Air-Gapped AI: Running Local LLMs for Sensitive Evidence Processing

Cloud LLMs are powerful, convenient, and completely unacceptable for certain categories of evidence. When you're processing classified documents, attorney-client privileged material, or evidence in active litigation, sending content to an external API — regardless of the provider's security posture — creates unacceptable risk.

The alternative: run the AI locally, on infrastructure you control, with no external network connectivity.

Why Air-Gap

The case for air-gapped AI processing is straightforward:

▶Data sovereignty: Evidence never leaves your physical control
▶No third-party access: No API provider sees your data, even encrypted in transit
▶No logging concerns: No external service logging queries or responses
▶Compliance: Satisfies requirements that prohibit cloud processing of sensitive data
▶Privilege protection: Attorney-client privilege isn't waived by sharing with a machine you control

The tradeoff is capability. Local models are smaller and less capable than frontier cloud models. But for many forensic analysis tasks, they're sufficient.

Hardware Requirements

Running useful LLMs locally requires serious hardware:

Minimum viable configuration:

▶64GB RAM
▶GPU with 24GB+ VRAM (NVIDIA RTX 4090 or A5000)
▶2TB NVMe SSD (models + evidence storage)
▶No network interface card (true air gap)

TCI's standard deployment:

▶128GB RAM
▶Dual GPU setup (2x RTX 4090 or A6000)
▶RAID-10 NVMe array
▶Hardware security module (HSM) for key management
▶No wireless hardware, physically disconnected ethernet

Model Selection

Not every model is appropriate for air-gapped forensic work.
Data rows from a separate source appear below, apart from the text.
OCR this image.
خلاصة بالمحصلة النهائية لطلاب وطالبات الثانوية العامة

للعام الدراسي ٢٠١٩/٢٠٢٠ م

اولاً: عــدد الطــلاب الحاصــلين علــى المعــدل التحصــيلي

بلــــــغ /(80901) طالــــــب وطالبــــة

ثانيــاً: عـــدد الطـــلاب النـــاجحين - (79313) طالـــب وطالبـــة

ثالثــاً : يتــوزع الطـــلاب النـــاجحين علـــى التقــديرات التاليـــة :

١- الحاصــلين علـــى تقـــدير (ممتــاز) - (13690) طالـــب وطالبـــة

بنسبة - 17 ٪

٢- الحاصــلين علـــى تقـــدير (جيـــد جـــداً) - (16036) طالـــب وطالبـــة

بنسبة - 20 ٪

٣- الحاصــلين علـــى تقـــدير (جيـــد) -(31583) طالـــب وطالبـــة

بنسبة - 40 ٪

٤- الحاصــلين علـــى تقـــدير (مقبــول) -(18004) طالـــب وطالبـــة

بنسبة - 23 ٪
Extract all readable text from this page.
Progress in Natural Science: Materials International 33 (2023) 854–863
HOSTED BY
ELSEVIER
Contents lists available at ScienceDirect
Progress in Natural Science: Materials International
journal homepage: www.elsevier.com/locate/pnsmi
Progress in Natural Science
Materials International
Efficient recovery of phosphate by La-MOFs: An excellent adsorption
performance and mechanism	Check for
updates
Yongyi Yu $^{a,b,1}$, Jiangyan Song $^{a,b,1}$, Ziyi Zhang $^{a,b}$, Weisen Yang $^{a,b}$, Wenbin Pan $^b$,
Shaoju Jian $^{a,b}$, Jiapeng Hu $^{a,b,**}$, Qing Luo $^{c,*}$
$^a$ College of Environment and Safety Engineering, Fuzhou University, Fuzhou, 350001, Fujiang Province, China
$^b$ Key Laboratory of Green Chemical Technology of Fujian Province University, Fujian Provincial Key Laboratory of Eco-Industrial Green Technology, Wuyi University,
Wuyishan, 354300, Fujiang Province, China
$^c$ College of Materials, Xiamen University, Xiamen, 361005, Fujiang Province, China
TCI evaluates models on:

▶License: Must allow on-premises deployment (no API-only models)
▶Size vs. capability: 7B-70B parameter range balances capability with hardware requirements
▶Task performance: Entity extraction, summarization, and classification accuracy on forensic datasets
▶Quantization tolerance: How much quality degrades at reduced precision (important for fitting on available VRAM)

Models we deploy:

▶Llama 3 variants (70B at 4-bit quantization for analysis, 8B for lightweight tasks)
▶Mistral/Mixtral (good performance-per-parameter ratio)
▶Fine-tuned models for domain-specific entity recognition

Software Stack

The air-gapped system runs a minimal software stack:

▶OS: Hardened Linux (no unnecessary services, no package manager connected to repositories)
▶Inference: llama.cpp or vLLM for model serving
▶Orchestration: Custom Python pipeline for task management
▶Storage: LUKS-encrypted filesystem with WORM-compliant evidence storage
▶Audit: Comprehensive logging to append-only local storage

Software is installed from verified media (USB, verified checksums). Updates follow the same physical transfer process.

Workflow

Evidence Ingestion

Evidence enters the air-gapped system via:

▶Physical media (USB, external drive) with chain of custody documentation
▶One-way data diodes (hardware enforced — data in, no data out)
▶Optical media for maximum assurance

Processing

The local LLM pipeline processes evidence through:

▶Document parsing and text extraction
▶Entity extraction (names, dates, organizations, financial entities)
▶Relationship mapping between extracted entities
▶Summarization of key documents
▶Classification by relevance and sensitivity

Results Export

Processed results (not raw evidence) are exported via:

▶Physical media with integrity verification
▶Printed reports for non-digital distribution
▶Encrypted exports with key management through the HSM

The key principle: raw evidence enters but doesn't leave the air-gapped system. Only processed, reviewed outputs are exported.

Operational Challenges

Model Updates

Updating models on an air-gapped system requires physical media transfer. TCI maintains a quarterly update cycle, with critical updates applied ad hoc.

Performance Tuning

Without internet access, troubleshooting performance issues requires preloaded documentation and experienced operators.

User Training

Analysts accustomed to cloud LLMs need training on the capabilities and limitations of local models. Expectations management is critical — a local 70B model won't match GPT-4, but it handles most forensic analysis tasks adequately.

Conclusion

Air-gapped AI isn't about having the best model. It's about having a model that runs where your security requirements demand. For sensitive evidence processing, the slight reduction in capability is vastly outweighed by the guarantee of data sovereignty.

TCI provides air-gapped AI deployment as a standard offering for clients handling highly sensitive evidence.